Geschichte des Kornhauses

Das Stadtmuseum liegt im Herzen der Altstadt und ist im Kornhaus untergebracht. Das mehr als 500 Jahre alte Gebäude hat eine wechselvolle Geschichte.

Von den Anfängen bis ins 17. Jahrhundert
Die Anfänge des Kornhauses reichen in das Jahr 1453 zurück, als am Ammerkanal ein überdachter Kornmarkt eingerichtet wurde, der sich in der Folgezeit zu einem regional bedeutsamen Umschlagplatz entwickelte. 1512 erweiterte man das zweigeschossige Gebäude durch einen Querbau; 1564 und 1607 wurden beide Häuser aufgestockt. Das neue Geschoss diente den Bürgern als Ort der Geselligkeit, mit Festen, Tanz- und Theaterveranstaltungen.

18. und 19. Jahrhundert
Ab dem 18. Jahrhundert zog zunächst die Deutsche Knabenschule ins Kornhaus ein. Danach folgten Klassen der Mädchenschulen und der Realschule. 1892 zog der Kornmarkt aus.
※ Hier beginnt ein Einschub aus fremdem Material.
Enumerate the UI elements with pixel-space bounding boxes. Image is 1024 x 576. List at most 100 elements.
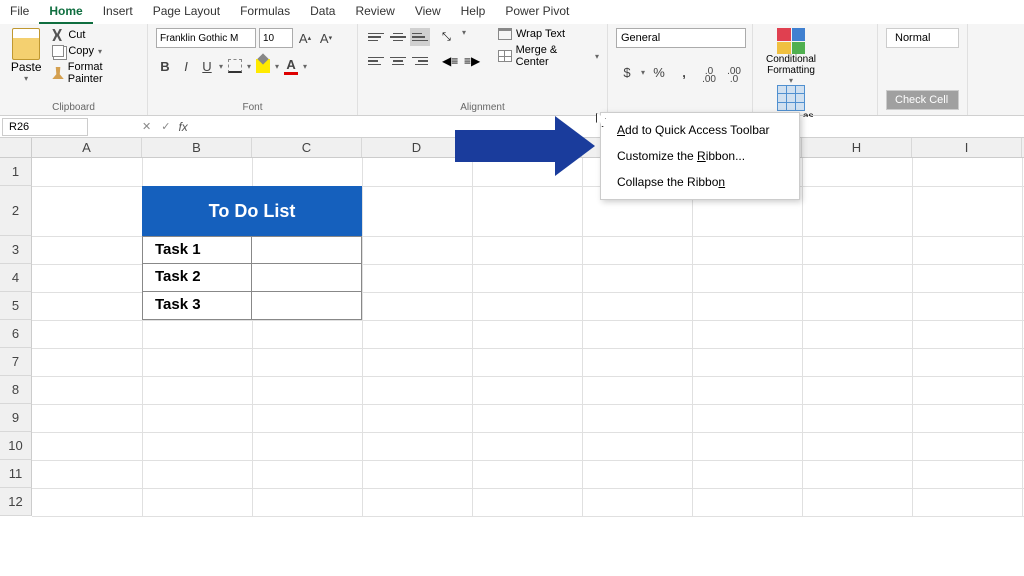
cell-task[interactable]: Task 2 (142, 264, 252, 292)
font-group-label: Font (156, 102, 349, 113)
decrease-font-button[interactable]: A▾ (317, 28, 335, 48)
tab-power-pivot[interactable]: Power Pivot (495, 0, 579, 24)
row-header[interactable]: 6 (0, 320, 32, 348)
group-cell-styles: Normal Check Cell (878, 24, 968, 115)
italic-button[interactable]: I (177, 56, 195, 76)
chevron-down-icon[interactable]: ▾ (275, 62, 279, 71)
font-size-select[interactable] (259, 28, 293, 48)
chevron-down-icon[interactable]: ▾ (641, 68, 645, 77)
row-header[interactable]: 11 (0, 460, 32, 488)
cut-label: Cut (68, 29, 85, 41)
copy-icon (52, 45, 64, 57)
cell-empty[interactable] (252, 292, 362, 320)
row-header[interactable]: 1 (0, 158, 32, 186)
cell-empty[interactable] (252, 264, 362, 292)
chevron-down-icon[interactable]: ▾ (303, 62, 307, 71)
group-font: A▴ A▾ B I U ▾ ▾ ▾ A ▾ Font (148, 24, 358, 115)
currency-button[interactable]: $ (616, 62, 638, 82)
tab-page-layout[interactable]: Page Layout (143, 0, 230, 24)
tab-home[interactable]: Home (39, 0, 92, 24)
cell-grid[interactable]: To Do List Task 1 Task 2 Task 3 (32, 158, 1024, 516)
comma-button[interactable]: , (673, 62, 695, 82)
annotation-arrow (455, 130, 555, 162)
cancel-formula-button[interactable]: ✕ (142, 120, 151, 133)
format-painter-button[interactable]: Format Painter (50, 60, 139, 86)
cell-task[interactable]: Task 1 (142, 236, 252, 264)
conditional-formatting-button[interactable]: Conditional Formatting ▾ (761, 28, 821, 85)
row-header[interactable]: 10 (0, 432, 32, 460)
style-check-cell[interactable]: Check Cell (886, 90, 959, 110)
tab-formulas[interactable]: Formulas (230, 0, 300, 24)
underline-button[interactable]: U (198, 56, 216, 76)
style-normal[interactable]: Normal (886, 28, 959, 48)
name-box[interactable] (2, 118, 88, 136)
row-header[interactable]: 3 (0, 236, 32, 264)
increase-font-button[interactable]: A▴ (296, 28, 314, 48)
merge-center-button[interactable]: Merge & Center ▾ (498, 44, 599, 68)
cell-task[interactable]: Task 3 (142, 292, 252, 320)
select-all-corner[interactable] (0, 138, 32, 157)
col-header[interactable]: I (912, 138, 1022, 157)
chevron-down-icon[interactable]: ▾ (462, 28, 466, 46)
bucket-icon (256, 59, 270, 73)
tab-help[interactable]: Help (451, 0, 496, 24)
tab-view[interactable]: View (405, 0, 451, 24)
font-name-select[interactable] (156, 28, 256, 48)
col-header[interactable]: A (32, 138, 142, 157)
decrease-decimal-button[interactable]: .00.0 (723, 62, 745, 82)
border-button[interactable] (226, 56, 244, 76)
row-header[interactable]: 7 (0, 348, 32, 376)
ctx-customize-ribbon[interactable]: Customize the Ribbon... (601, 143, 799, 169)
decrease-indent-button[interactable]: ◀≡ (440, 52, 460, 70)
tab-file[interactable]: File (0, 0, 39, 24)
align-bottom-button[interactable] (410, 28, 430, 46)
wrap-text-icon (498, 28, 512, 40)
worksheet: A B C D E F G H I 1 2 3 4 5 6 7 8 9 10 1… (0, 138, 1024, 516)
fill-color-button[interactable] (254, 56, 272, 76)
align-top-button[interactable] (366, 28, 386, 46)
cf-label: Conditional Formatting (761, 54, 821, 76)
row-header[interactable]: 8 (0, 376, 32, 404)
tab-review[interactable]: Review (345, 0, 404, 24)
ctx-collapse-ribbon[interactable]: Collapse the Ribbon (601, 169, 799, 195)
cell-empty[interactable] (252, 236, 362, 264)
col-header[interactable]: B (142, 138, 252, 157)
enter-formula-button[interactable]: ✓ (161, 120, 170, 133)
tab-data[interactable]: Data (300, 0, 345, 24)
painter-label: Format Painter (68, 61, 137, 85)
number-format-select[interactable] (616, 28, 746, 48)
ctx-add-qat[interactable]: Add to Quick Access Toolbar (601, 117, 799, 143)
wrap-text-button[interactable]: Wrap Text (498, 28, 599, 40)
ribbon: Paste ▾ Cut Copy ▾ Format Painter C (0, 24, 1024, 116)
row-header[interactable]: 12 (0, 488, 32, 516)
chevron-down-icon[interactable]: ▾ (219, 62, 223, 71)
group-alignment: ⤡ ▾ ◀≡ ≡▶ Wrap Text (358, 24, 608, 115)
group-clipboard: Paste ▾ Cut Copy ▾ Format Painter C (0, 24, 148, 115)
copy-button[interactable]: Copy ▾ (50, 44, 139, 58)
paste-label: Paste (11, 60, 42, 74)
row-header[interactable]: 4 (0, 264, 32, 292)
align-left-button[interactable] (366, 52, 386, 70)
row-header[interactable]: 2 (0, 186, 32, 236)
chevron-down-icon[interactable]: ▾ (247, 62, 251, 71)
col-header[interactable]: C (252, 138, 362, 157)
align-middle-button[interactable] (388, 28, 408, 46)
row-header[interactable]: 5 (0, 292, 32, 320)
conditional-formatting-icon (777, 28, 805, 54)
percent-button[interactable]: % (648, 62, 670, 82)
fx-icon[interactable]: fx (178, 120, 187, 134)
align-right-button[interactable] (410, 52, 430, 70)
cut-button[interactable]: Cut (50, 28, 139, 42)
tab-insert[interactable]: Insert (93, 0, 143, 24)
increase-decimal-icon: .0.00 (702, 68, 716, 84)
increase-indent-button[interactable]: ≡▶ (462, 52, 482, 70)
orientation-button[interactable]: ⤡ (440, 28, 460, 46)
bold-button[interactable]: B (156, 56, 174, 76)
increase-decimal-button[interactable]: .0.00 (698, 62, 720, 82)
cell-todo-header[interactable]: To Do List (142, 186, 362, 236)
row-header[interactable]: 9 (0, 404, 32, 432)
align-center-button[interactable] (388, 52, 408, 70)
font-color-button[interactable]: A (282, 56, 300, 76)
paste-button[interactable]: Paste ▾ (8, 28, 44, 83)
col-header[interactable]: H (802, 138, 912, 157)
Im Erdgeschoss kam zunächst die Feuerwehr und später das Rote Kreuz unter. Sämtliche Nutzungen führten zu einschneidenden Umbauten des mittelalterlichen Hauses.

Sanierung 1985 bis 1991
1985 begann die sechsjährige Sanierung des Kornhauses, um die Nutzung als Stadtmuseum vorzubereiten. Die lange Bauzeit gestattete großflächige und ergiebige archäologische Grabungen und baugeschichtliche Untersuchungen. So konnte vieles über die frühere Gestalt des Gebäudes und die Nutzung des Geländes erforscht und konnten zahlreiche bedeutende Funde geborgen werden. Der Umbau respektiert den historischen Bestand des Hauses, auf Rekonstruktionen wurde verzichtet. Seit 1991 ist das Kornhaus ein lebendiger Ort, der allen Interessierten zur stadtgeschichtlichen Spurensuche offen steht.